On the flip side, perhaps brands shouldn’t panic, as Gen Z also has no money.
“That’s very true,” admits Reily. “However, it would be dangerous not to build a seawall because the storm is still 10 years away.”
"Our congress can’t even pass the budget. They’re not going to fix those [anti-trust] laws no matter what any candidate running for president is saying they’re going to do. So ultimately, Amazon, Google and Apple, etc. don’t have a huge threat in the United States at the moment."
Digital regulation: Should marketers be worried?
As regulators around the world attempt to curb personal data exploitation, strengthen privacy and update competition law, should marketers now reliant on the big platforms be worried about the impact on their business?
In Europe, maybe, says Reily.
“The EU is probably a little bit distracted at the moment by Brexit,” he says. “But perhaps once all that nonsense has fizzled out, [regulators] will look more carefully at what those big companies are doing.”
Reily is less convinced that much will come out of the US, for all the talk of breaking up big tech.
“In the United States, it’s a different story. The anti-trust laws are from the early 20th century and were meant to break up standard oil. They’re not made for technology companies,” he says, pointing to the unsuccessful attempt to rein in Microsoft in the nineties.

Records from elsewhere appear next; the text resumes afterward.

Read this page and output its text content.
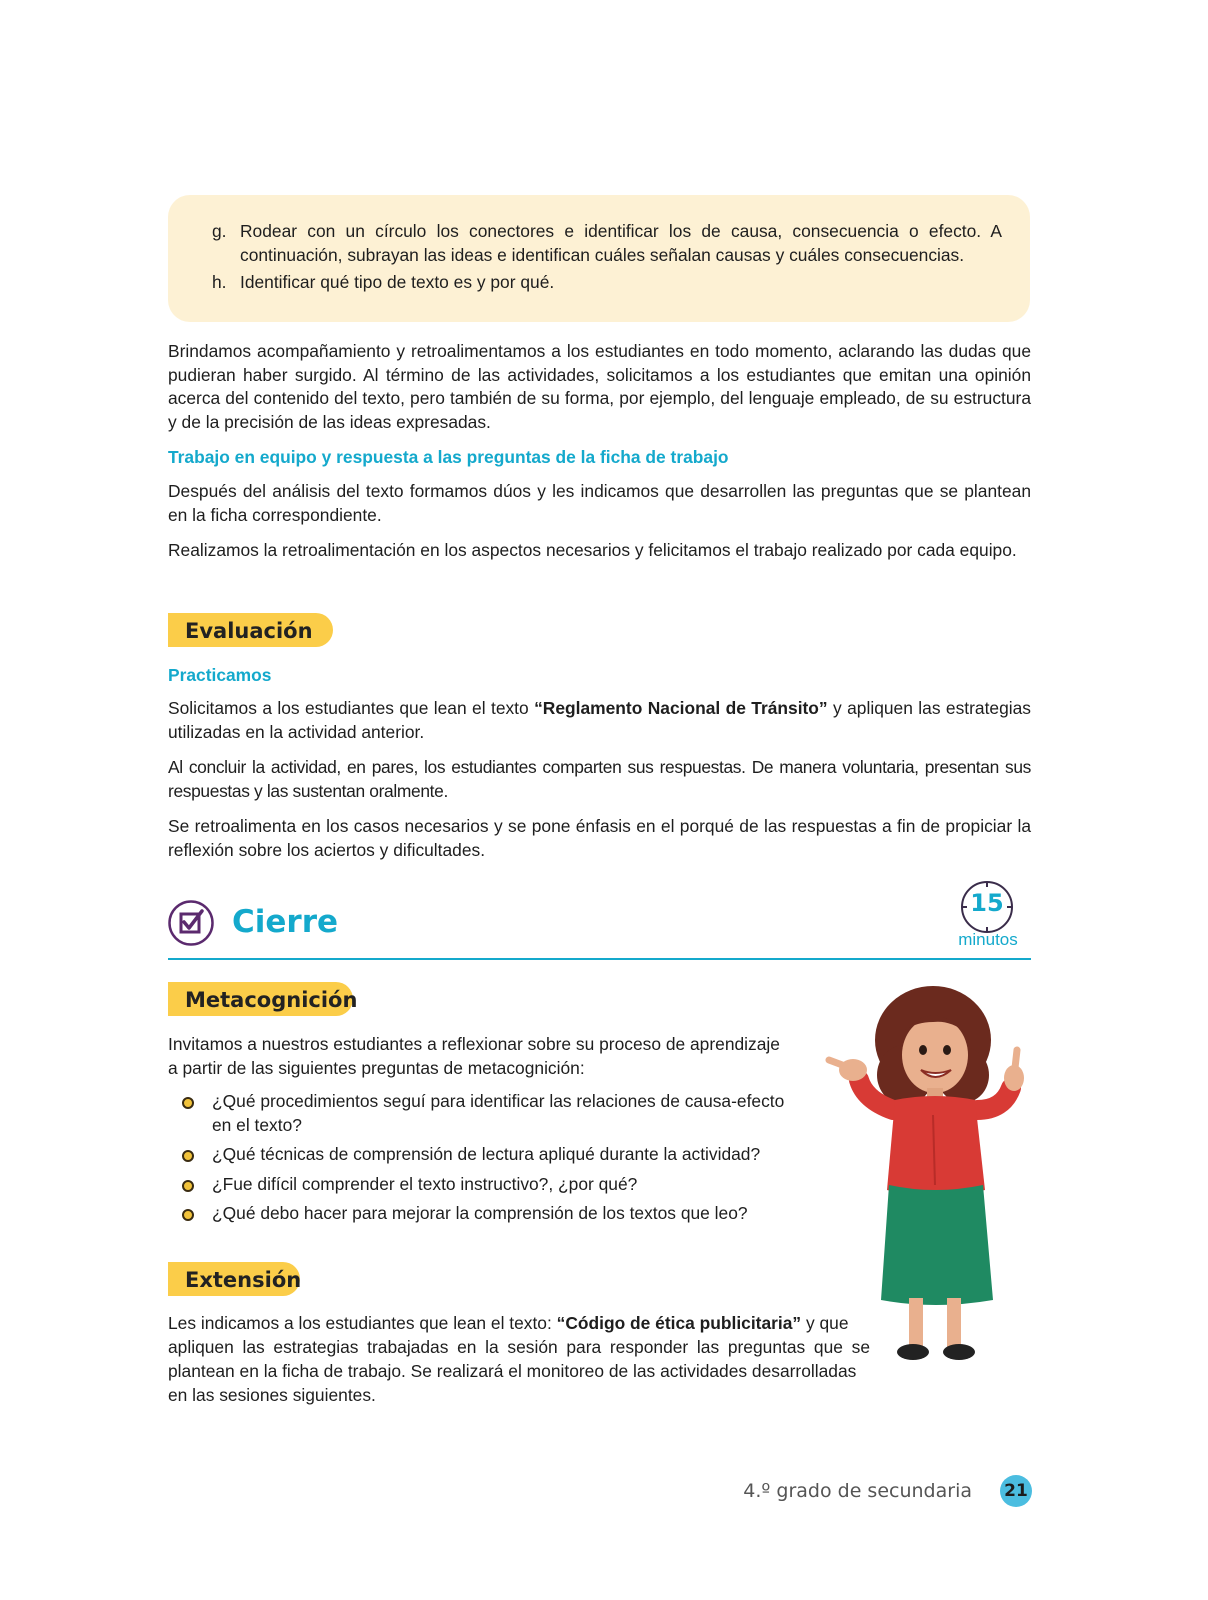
g. Rodear con un círculo los conectores e identificar los de causa, consecuencia o efecto. A
continuación, subrayan las ideas e identifican cuáles señalan causas y cuáles consecuencias.
h. Identificar qué tipo de texto es y por qué.

Brindamos acompañamiento y retroalimentamos a los estudiantes en todo momento, aclarando las dudas que pudieran haber surgido. Al término de las actividades, solicitamos a los estudiantes que emitan una opinión acerca del contenido del texto, pero también de su forma, por ejemplo, del lenguaje empleado, de su estructura y de la precisión de las ideas expresadas.

Trabajo en equipo y respuesta a las preguntas de la ficha de trabajo

Después del análisis del texto formamos dúos y les indicamos que desarrollen las preguntas que se plantean en la ficha correspondiente.

Realizamos la retroalimentación en los aspectos necesarios y felicitamos el trabajo realizado por cada equipo.

Evaluación

Practicamos

Solicitamos a los estudiantes que lean el texto “Reglamento Nacional de Tránsito” y apliquen las estrategias utilizadas en la actividad anterior.

Al concluir la actividad, en pares, los estudiantes comparten sus respuestas. De manera voluntaria, presentan sus respuestas y las sustentan oralmente.

Se retroalimenta en los casos necesarios y se pone énfasis en el porqué de las respuestas a fin de propiciar la reflexión sobre los aciertos y dificultades.

Cierre
15
minutos
Metacognición

Invitamos a nuestros estudiantes a reflexionar sobre su proceso de aprendizaje

a partir de las siguientes preguntas de metacognición:

¿Qué procedimientos seguí para identificar las relaciones de causa-efecto

en el texto?

¿Qué técnicas de comprensión de lectura apliqué durante la actividad?

¿Fue difícil comprender el texto instructivo?, ¿por qué?

¿Qué debo hacer para mejorar la comprensión de los textos que leo?

Extensión

Les indicamos a los estudiantes que lean el texto: “Código de ética publicitaria” y que

apliquen las estrategias trabajadas en la sesión para responder las preguntas que se

plantean en la ficha de trabajo. Se realizará el monitoreo de las actividades desarrolladas

en las sesiones siguientes.

4.º grado de secundaria 21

“Our congress can’t even pass the budget. They’re not going to fix those laws no matter what any candidate running for president is saying they’re going to do. So ultimately, Amazon and Google and Apple, etc. don’t face a huge threat in the United States at the moment.”
While a “black swan event” such as a major data breach could change that outlook, “I wouldn’t plan for that risk if I were running one of those businesses,” says Reily. “I would just keep doing what I am doing.”
"The long game for voice recognition [is] to build machines that are more like the computer from Star Trek - which is what the literal vision is for the Amazon Echo."
Proxy wars: smart speakers
While Amazon is starting to win the global smart speaker race, Google dominates in the Australian market. Can Google contain Amazon with its voice strategy?
“In the short term, yes. However, you have to consider what the voice strategy is,” says Reily. “So, conversational commerce is not practical in its current form. It’s very difficult to shop for anything but staples, given you can’t see the responses the device returns for you,” he suggests.
“It’s also gaming the system a little bit because it’s always going to choose what’s best for it rather than what’s best for you - as evidenced when Amazon started offering conversational commerce via Alexa,” says Reily. “It dominated the online battery market within 24 months and now controls a third of that market, because when you ask it to order batteries, it orders Amazon basics batteries.”
Small shopping niches aside, Reily says the tech platforms have much loftier ambitions that conversational commerce.
“[Shopping] is a sort of a cherry on top that helps offset the cost of the business. Those businesses are never going to make money, given the research and development that’s required to run them by giving away devices and having people order paper towels with them,” says Reily.
“The long game for voice recognition [is] to build machines that are more like the computer from Star Trek - which is what the literal vision is for the Amazon Echo.”
Hopefully they will end up more Enterprise than HAL.